Der "rote Sheriff" legt den Stern beiseite

BERLIN. (fie) Heute um elf Uhr hat Otto Schily noch einmal einen großen Auftritt. Mit 73 Jahren ist er der Älteste unter den 614 Abgeordneten im 16. Deutschen Bundestag. Damit steht dem Innenminister die ehrenvolle Aufgabe zu, als Alterspräsident die Sitzung zu eröffnen.

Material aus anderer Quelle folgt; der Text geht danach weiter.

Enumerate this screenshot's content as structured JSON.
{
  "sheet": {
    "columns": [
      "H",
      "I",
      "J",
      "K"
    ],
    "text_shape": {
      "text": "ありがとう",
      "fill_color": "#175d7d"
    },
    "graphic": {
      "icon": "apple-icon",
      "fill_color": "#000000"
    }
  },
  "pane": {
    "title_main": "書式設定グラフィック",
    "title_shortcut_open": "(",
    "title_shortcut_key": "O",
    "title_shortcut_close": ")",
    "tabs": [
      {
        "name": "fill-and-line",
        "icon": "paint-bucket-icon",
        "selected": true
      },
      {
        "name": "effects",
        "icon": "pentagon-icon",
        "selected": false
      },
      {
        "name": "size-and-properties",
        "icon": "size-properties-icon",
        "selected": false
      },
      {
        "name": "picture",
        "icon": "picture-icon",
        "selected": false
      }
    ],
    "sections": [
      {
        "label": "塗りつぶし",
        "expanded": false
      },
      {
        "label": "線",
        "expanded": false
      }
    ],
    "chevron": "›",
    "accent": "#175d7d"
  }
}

Nach dem engen Fahrplan der konstituierenden Sitzung des neuen Bundestages steht ihm eine Redezeit von 30 Minuten zu. Um 16.30 überreicht Horst Köhler im Gästehaus des Bundespräsidenten den scheidenden Ministern der rot-grünen Koalition die Entlassungsurkunden. Quasi ,,geschäftsführend" bleiben sie bis zur Vereidigung der neuen Kanzlerin im Amt. Doch offiziell endet die wechselvolle Laufbahn von Otto Schily und eine der spektakulärsten Ministerkarrieren heute. Bis zuletzt hatte Schily gehofft, auch dem Kabinett der großen Koalition unter einer Kanzlerin Merkel angehören zu können. Bis dann im Koalitionsschacher klar war, dass das Amt des Innenministers von der CDU besetzt wird. Wolfgang Schäuble, das steht seit gestern fest, soll sein Nachfolger werden. Künftig wird Schily dem Bundestag somit als einfacher Abgeordneter angehören. Eigentlich hatte Otto Schily sich ja schon 2002 aus dem Kabinett verabschieden wollen. Doch Kanzler Schröder überredete den profilierten SPD-Politiker mit der Cäsaren-Frisur, Innenminister zu bleiben. Eine richtige Entscheidung, wie sich schnell herausstellen sollte. Schily beherrschte seinen Laden, war kreativ, griff entschieden durch, wenn es aus seiner Sicht galt, Sicherheitslücken zu stopfen. Bald hatte er seinen Spitznamen weg: ,,Eiserner Otto" oder ,,roter Sheriff". Otto Schily hat eine wechselhafte Laufbahn hinter sich. Nach dem Jura- und Politik-Studium ließ er sich in Berlin als Anwalt nieder und profilierte sich schnell als eine Art Star-Verteidiger der linken Szene. Im Baader-Meinhoff-Prozess in Stuttgart-Stammheim war er Anwalt von Gudrun Ensslin. In diesen wilden Jahren bezeichnete er sich selbst als ,,liberalen Kommunisten". Schily trat 1980 der neuen grünen Partei bei. Doch schon 1989 verließ er die Grünen wieder, um 1990 für die SPD in den Bundestag einzuziehen. Nie war Schily, der Sohn eines Hüttendirektors aus Bochum, ein Mann des Parteiapparats. Mit dem Wahlsieg von Rot-Grün kam 1998 seine große Stunde. Kanzler Schröder machte ihn zum Innenminister, im Rentenalter von 66 Jahren. Am Ende seiner Amtszeit gilt er als einer der stärksten Minister in Schröders Kabinett, der behaupten konnte: ,,Law and Order sind sozialdemokratische Werte."